Arbitrary fees and penalties imposed by large grocery retailers on Canadian farmers and food and beverage processors negatively impact Canadian consumers as it results in lower investments and product innovation. Requiring food and beverage suppliers to cover the cost of investments in retail stores will come at the expense of the farmers’ and processors’ own investments in their Canadian facilities. What’s more, it will also reduce revenues for Canadian farmers. There is no scenario under which these arbitrary fees and penalties will benefit Canadians. On the contrary, they will ultimately impact Canada’s food security, as small and mid-sized farms and food processors already struggle to continue participating in this retail environment.
An ever more concentrated and powerful retail sector versus a food production and processing sector that is being weakened to unsustainable levels was precisely what led the UK Government in 2009 to intervene and legislate against inappropriate practices through the introduction of a ‘Groceries Supply Code of Practice’.

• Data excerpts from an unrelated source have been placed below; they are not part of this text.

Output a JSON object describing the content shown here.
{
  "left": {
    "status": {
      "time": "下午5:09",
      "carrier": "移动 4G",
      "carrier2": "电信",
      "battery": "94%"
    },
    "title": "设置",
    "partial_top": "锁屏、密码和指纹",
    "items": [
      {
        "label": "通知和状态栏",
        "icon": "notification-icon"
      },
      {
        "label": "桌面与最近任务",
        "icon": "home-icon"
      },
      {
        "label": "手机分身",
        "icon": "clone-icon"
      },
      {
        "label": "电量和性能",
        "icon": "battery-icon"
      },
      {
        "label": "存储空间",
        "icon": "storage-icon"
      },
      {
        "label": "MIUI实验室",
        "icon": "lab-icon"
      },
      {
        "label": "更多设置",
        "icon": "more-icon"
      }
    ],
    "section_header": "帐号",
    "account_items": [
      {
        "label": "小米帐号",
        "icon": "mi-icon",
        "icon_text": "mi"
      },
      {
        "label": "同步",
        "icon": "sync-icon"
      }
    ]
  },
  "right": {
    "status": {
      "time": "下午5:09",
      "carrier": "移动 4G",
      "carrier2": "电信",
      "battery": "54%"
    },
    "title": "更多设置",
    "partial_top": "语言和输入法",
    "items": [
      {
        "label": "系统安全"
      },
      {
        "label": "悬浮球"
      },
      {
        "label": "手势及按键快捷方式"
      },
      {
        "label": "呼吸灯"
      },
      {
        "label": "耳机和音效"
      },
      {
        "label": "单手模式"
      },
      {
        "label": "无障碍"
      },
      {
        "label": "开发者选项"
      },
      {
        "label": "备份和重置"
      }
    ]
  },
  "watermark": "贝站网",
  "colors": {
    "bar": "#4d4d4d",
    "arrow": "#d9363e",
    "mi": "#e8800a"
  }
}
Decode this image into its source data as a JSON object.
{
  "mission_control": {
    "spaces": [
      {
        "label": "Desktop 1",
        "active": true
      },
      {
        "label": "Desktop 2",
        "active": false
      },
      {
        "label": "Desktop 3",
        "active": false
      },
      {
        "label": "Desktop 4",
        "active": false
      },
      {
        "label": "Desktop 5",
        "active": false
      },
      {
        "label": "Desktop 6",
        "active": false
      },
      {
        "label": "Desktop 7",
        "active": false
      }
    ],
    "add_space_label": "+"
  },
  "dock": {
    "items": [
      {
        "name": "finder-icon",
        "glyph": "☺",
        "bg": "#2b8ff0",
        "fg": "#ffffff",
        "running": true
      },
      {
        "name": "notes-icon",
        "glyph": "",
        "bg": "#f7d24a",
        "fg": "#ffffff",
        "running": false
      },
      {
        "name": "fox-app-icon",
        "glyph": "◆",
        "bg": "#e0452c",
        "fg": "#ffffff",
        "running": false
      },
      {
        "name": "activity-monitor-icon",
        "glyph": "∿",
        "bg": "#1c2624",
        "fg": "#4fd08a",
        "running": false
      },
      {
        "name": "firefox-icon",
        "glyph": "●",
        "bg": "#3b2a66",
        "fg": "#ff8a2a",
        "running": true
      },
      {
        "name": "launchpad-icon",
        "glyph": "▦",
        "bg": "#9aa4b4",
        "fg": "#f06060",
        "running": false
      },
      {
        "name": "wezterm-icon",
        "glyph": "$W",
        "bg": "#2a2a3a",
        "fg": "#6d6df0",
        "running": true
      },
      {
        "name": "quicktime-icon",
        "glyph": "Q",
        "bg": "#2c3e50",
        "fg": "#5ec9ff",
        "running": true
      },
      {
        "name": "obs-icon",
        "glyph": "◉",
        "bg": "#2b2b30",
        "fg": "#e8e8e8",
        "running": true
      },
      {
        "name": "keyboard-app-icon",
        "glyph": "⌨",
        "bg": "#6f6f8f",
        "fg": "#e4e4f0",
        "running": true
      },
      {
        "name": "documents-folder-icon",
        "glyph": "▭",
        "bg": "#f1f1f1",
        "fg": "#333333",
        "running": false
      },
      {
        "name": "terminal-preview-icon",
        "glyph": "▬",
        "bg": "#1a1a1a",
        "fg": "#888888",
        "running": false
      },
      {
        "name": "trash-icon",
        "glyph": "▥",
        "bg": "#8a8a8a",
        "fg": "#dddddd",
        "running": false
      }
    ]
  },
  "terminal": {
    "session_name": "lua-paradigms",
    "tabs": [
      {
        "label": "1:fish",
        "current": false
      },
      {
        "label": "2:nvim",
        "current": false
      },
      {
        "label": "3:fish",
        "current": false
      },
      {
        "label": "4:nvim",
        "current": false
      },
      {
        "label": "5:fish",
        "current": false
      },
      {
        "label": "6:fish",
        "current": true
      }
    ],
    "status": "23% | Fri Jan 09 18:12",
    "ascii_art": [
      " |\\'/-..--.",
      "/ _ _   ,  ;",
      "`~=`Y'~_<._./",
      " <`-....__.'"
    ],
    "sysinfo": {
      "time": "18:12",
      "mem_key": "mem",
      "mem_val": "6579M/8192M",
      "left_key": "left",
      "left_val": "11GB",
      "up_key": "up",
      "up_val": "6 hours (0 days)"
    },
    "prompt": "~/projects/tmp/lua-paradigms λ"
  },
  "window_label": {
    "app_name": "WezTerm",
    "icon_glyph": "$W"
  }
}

This is an issue of strategic importance for Canada’s food security. We therefore call on the federal and provincial governments to implement a code of practice in Canada to check this arbitrary conduct from large grocery retailers, review all current fees, penalties, and after sale deductions, and to protect Canada’s agri-food sectors. Governments must heed the lessons of the successful UK experience in rebalancing competitive forces in the food sector. In the words of the U.K. Competition Commission 2008 final report on supplies of groceries: “…we found that the transfer of excessive risk and unexpected costs by grocery retailers to their suppliers through various supply chain practices if unchecked will have an adverse effect on investment and innovation in the supply chain, and ultimately on consumers.”